A lot of newer laptops have TPM chips. Mine, for example, does. Laptops would seem to be the place where I'd want to use bitlocker, too.

FYI, bitlocker does not REQUIRE TPM... by default it will only work on TPM enabled devices, but you can use a USB stick as well

Well the governments have always been relectant to allow the use of ecryption systems in the public domain that they cant easily crack themselfs.

Has been seen time and again

It's true, I can't imagine many non-corporate clients are going to encrypt their drives. Sounds like a pain really, unless you are business, I don't have anything on my computer that really needs encrypting anyway...

Good call integrating this though, seems pretty solid encryption if using TPM.

There is no backdoor. That's a myth.
There are, however, methods of cracking even the most sophisticated encryption. Nothing is ever %100 secure, OK?

Keep in mind that even if this Bitlocker system was going to frustrate investigators, they wouldn't say so. Why should they admit weakness when they don't have to?

Croquant said,
There is no backdoor. That's a myth.
There are, however, methods of cracking even the most sophisticated encryption. Nothing is ever %100 secure, OK?

And thats a bunch of BS. Please point me to an article where the most sophisticated encryption has been cracked.

TC17 said,

And thats a bunch of BS. Please point me to an article where the most sophisticated encryption has been cracked.

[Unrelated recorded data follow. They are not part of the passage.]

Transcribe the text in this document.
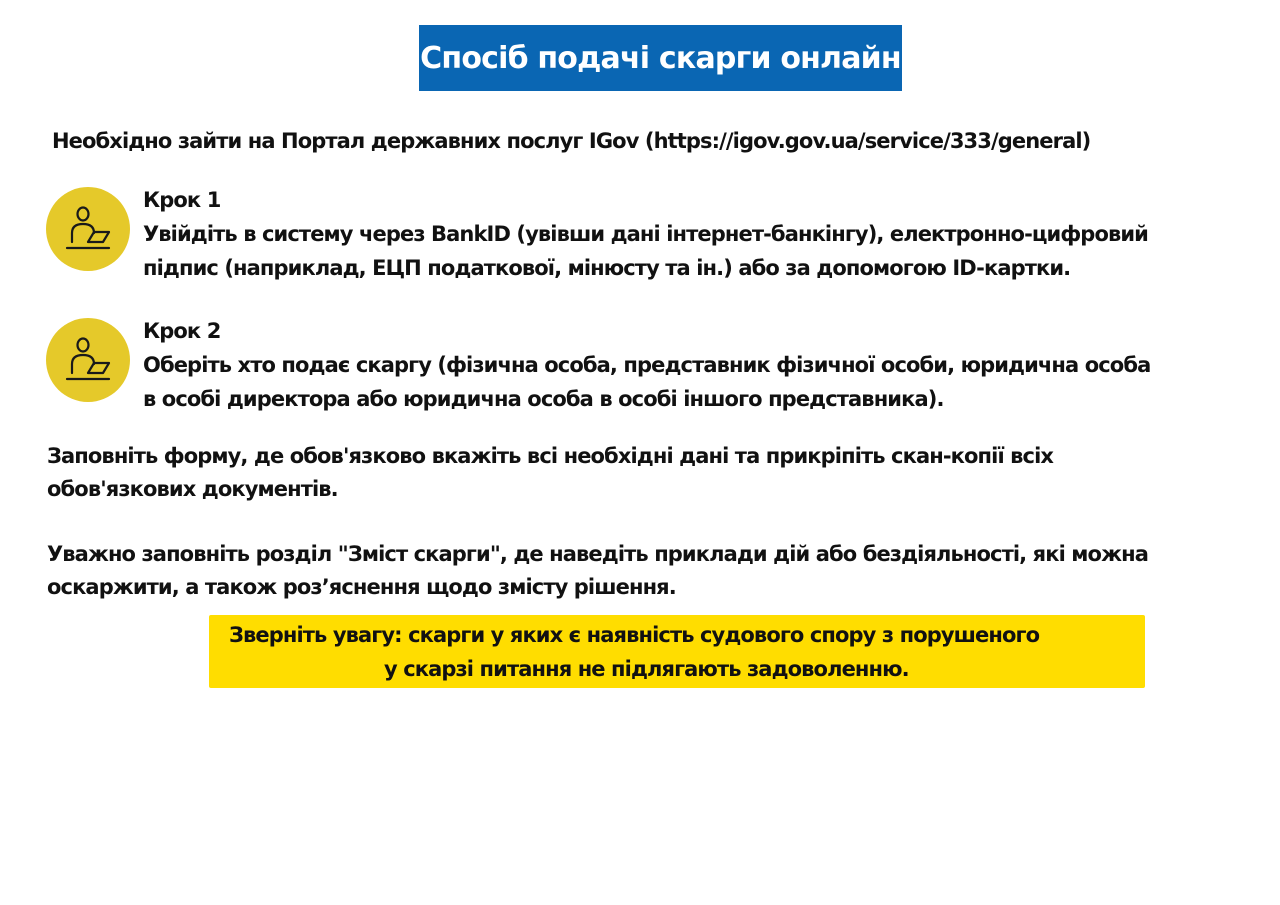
Спосіб подачі скарги онлайн
Необхідно зайти на Портал державних послуг IGov (https://igov.gov.ua/service/333/general)
Крок 1
Увійдіть в систему через BankID (увівши дані інтернет-банкінгу), електронно-цифровий
підпис (наприклад, ЕЦП податкової, мінюсту та ін.) або за допомогою ID-картки.
Крок 2
Оберіть хто подає скаргу (фізична особа, представник фізичної особи, юридична особа
в особі директора або юридична особа в особі іншого представника).
Заповніть форму, де обов'язково вкажіть всі необхідні дані та прикріпіть скан-копії всіх
обов'язкових документів.
Уважно заповніть розділ "Зміст скарги", де наведіть приклади дій або бездіяльності, які можна
оскаржити, а також роз’яснення щодо змісту рішення.
Зверніть увагу: скарги у яких є наявність судового спору з порушеного
у скарзі питання не підлягають задоволенню.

You can brute-force anything, it is just a matter of time. Probably they are betting on people not being willing to pay the performance penalties involved in this.

TC17 said,

And thats a bunch of BS. Please point me to an article where the most sophisticated encryption has been cracked.

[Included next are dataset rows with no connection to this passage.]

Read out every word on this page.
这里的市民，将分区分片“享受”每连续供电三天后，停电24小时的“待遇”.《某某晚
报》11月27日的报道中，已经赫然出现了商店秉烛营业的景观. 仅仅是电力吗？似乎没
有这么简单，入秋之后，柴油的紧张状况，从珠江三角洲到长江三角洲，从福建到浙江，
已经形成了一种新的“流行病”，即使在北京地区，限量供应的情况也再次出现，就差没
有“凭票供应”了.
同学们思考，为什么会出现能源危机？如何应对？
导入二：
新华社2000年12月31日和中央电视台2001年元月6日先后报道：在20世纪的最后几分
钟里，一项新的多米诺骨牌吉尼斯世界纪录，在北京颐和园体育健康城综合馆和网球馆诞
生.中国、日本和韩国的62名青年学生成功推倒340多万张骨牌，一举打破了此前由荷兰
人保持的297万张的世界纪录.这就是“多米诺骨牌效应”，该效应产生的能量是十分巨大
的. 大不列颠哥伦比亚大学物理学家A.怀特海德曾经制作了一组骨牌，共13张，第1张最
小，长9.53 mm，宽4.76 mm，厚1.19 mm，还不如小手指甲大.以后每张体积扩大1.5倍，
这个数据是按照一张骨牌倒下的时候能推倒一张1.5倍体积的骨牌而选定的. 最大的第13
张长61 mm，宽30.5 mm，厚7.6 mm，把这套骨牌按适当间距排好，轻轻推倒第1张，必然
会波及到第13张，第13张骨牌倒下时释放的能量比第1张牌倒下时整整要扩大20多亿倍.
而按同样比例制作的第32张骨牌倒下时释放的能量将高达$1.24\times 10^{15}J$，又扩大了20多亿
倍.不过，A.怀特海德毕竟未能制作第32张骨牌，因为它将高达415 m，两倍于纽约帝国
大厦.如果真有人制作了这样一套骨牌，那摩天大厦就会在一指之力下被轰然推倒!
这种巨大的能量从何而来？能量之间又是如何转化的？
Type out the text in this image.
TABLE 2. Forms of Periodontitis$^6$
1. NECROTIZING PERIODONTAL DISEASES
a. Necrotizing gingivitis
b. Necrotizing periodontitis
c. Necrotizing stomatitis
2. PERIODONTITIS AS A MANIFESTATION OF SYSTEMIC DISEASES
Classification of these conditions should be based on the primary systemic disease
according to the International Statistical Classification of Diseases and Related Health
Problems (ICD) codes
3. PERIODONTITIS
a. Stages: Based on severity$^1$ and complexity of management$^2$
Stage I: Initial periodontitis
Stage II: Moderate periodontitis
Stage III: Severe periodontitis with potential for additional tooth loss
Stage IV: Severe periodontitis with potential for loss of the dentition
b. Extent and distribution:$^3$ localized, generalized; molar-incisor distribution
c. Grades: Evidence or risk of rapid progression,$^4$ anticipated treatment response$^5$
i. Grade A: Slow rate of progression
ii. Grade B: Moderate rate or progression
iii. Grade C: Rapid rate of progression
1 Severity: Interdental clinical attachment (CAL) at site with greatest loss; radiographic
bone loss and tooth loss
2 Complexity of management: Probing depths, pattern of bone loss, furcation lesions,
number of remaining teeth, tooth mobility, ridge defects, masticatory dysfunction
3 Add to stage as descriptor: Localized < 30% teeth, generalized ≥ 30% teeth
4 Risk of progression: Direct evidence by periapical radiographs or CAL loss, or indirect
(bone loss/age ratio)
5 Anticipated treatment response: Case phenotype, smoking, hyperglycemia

I can't, but it's only logical. So sad your brain doesn't understand that.

CheeseCow said,

You can brute-force anything, it is just a matter of time. Probably they are betting on people not being willing to pay the performance penalties involved in this.

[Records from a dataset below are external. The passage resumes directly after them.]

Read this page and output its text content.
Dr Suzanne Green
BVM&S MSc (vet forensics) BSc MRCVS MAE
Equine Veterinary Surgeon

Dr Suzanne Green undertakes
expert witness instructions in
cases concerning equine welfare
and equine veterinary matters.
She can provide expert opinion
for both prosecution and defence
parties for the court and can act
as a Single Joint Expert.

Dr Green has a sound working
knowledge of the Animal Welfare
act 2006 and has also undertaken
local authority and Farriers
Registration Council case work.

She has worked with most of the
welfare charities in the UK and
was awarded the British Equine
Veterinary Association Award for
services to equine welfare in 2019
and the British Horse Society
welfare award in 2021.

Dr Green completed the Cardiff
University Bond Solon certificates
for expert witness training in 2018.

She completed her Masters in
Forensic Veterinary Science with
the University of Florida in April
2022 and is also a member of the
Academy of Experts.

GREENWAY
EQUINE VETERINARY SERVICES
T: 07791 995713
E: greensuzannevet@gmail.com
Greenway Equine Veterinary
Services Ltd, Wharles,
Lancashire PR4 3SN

right you are, go ahead and bruteforce AES with 128bit, i'll wait till you're finished lol)

DaSaver said,

right you are, go ahead and bruteforce AES with 128bit, i'll wait till you're finished lol)

There is a way to get into AES without bruteforce. Though they are not practical.

There is no software or encryption that is 100% secure. And there will never be. Maybe for now AES is quite hard to crack, but what about 10 years into the future?

TC17 said,

And thats a bunch of BS. Please point me to an article where the most sophisticated encryption has been cracked.


SHA-1 was recently cracked. It may or may not be a "most sophisticated" encryption method but it proves point of concept that nothing is 100% secure. SHA1 has been in use for ~9 years and now it's done.

Microsoft was using SHA1, the government was using SHA1, companies, etc... and now they've been instructed to phase it out, and a new encryption algorithm is needed to be developed (there is essentially a contest to come up with the best one).

Shadowdruid said,

There is a way to get into AES without bruteforce. Though they are not practical.

There is no software or encryption that is 100% secure. And there will never be. Maybe for now AES is quite hard to crack, but what about 10 years into the future?


Well, you're right that there is no 100% secure cipher, but think about DES. It's been 30 years now since it was developed and it is still not broken. There are bunch of tricks like diff. analysis that reduced its security, but again you still need to bruteforce 2^43 bits to find the key... So, there are some VERY good ciphers out there right now although not perfect.